Change may be coming to the H-1B temporary work visa program.
A proposal is in the works for early 2019. If passed, it would change several aspects of how the H-1B program qualifies foreign workers.
Send Only Your ‘Best and Brightest': What’s Ahead for H-1B Visas – Bloomberg Law
The abstract of the proposed change reads as follows:
"The Department of Homeland Security (DHS) will propose to revise the definition of specialty occupation to increase focus on obtaining the best and the brightest foreign nationals via the H-1B program, and revise the definition of employment and employer-employee relationship to better protect U.S. workers and wages. In addition, DHS will propose additional requirements designed to ensure employers pay appropriate wages to H-1B visa holders."
Right now, H-1B visa guidelines use degrees as foundational qualifications. This is a loophole that many offshoring firms exploit by "rubber stamping" bachelor's degrees for thousands of foreign workers every year & shipping them off to the U.S.
The proposal would change from using degrees to using skill classifications.
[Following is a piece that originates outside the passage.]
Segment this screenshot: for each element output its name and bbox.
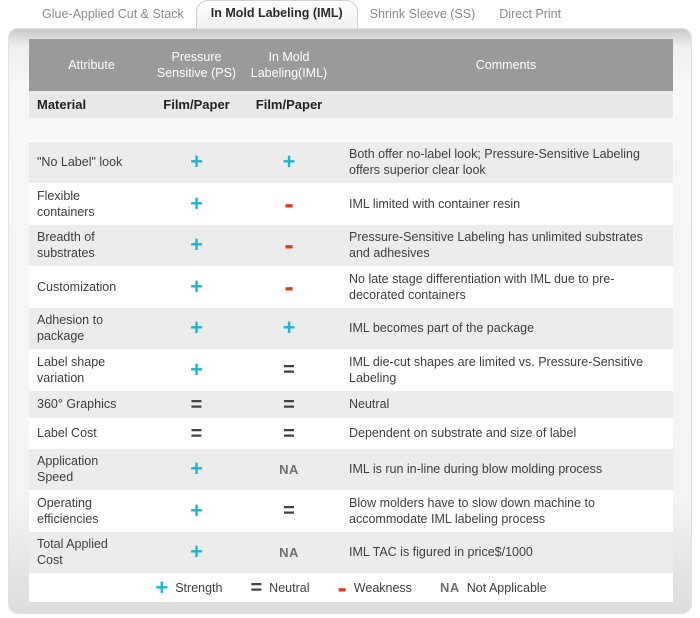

Making it more about the "best and brightest," like the O-1 Visa program. It would also grant the U.S. Citizenship and Immigration Services Dept. (USCIS) more control over the H-1B lottery, to prevent large offshoring firms like Tata from monopolizing the lottery pool.
(At this time, the proposal does not appear to change the maximum number of H-1B visas granted.)
If enacted, this program change would have several immediate effects:
- Offshoring firms would lose the near-exclusive pipeline they've had for funneling thousands of foreign workers into our economy.
- The overall quality of H-1B workers coming in would improve.
- Major U.S. corporations would have a tougher time replacing American IT workers with H-1Bs.
- The DHS and USCIS could exercise greater discretion on who gets an H-1B visa.
All of these sound like great things to us. What about you?
The proposal should begin its approval process in January 2019. We'll keep an eye out for its hopefully-swift adoption.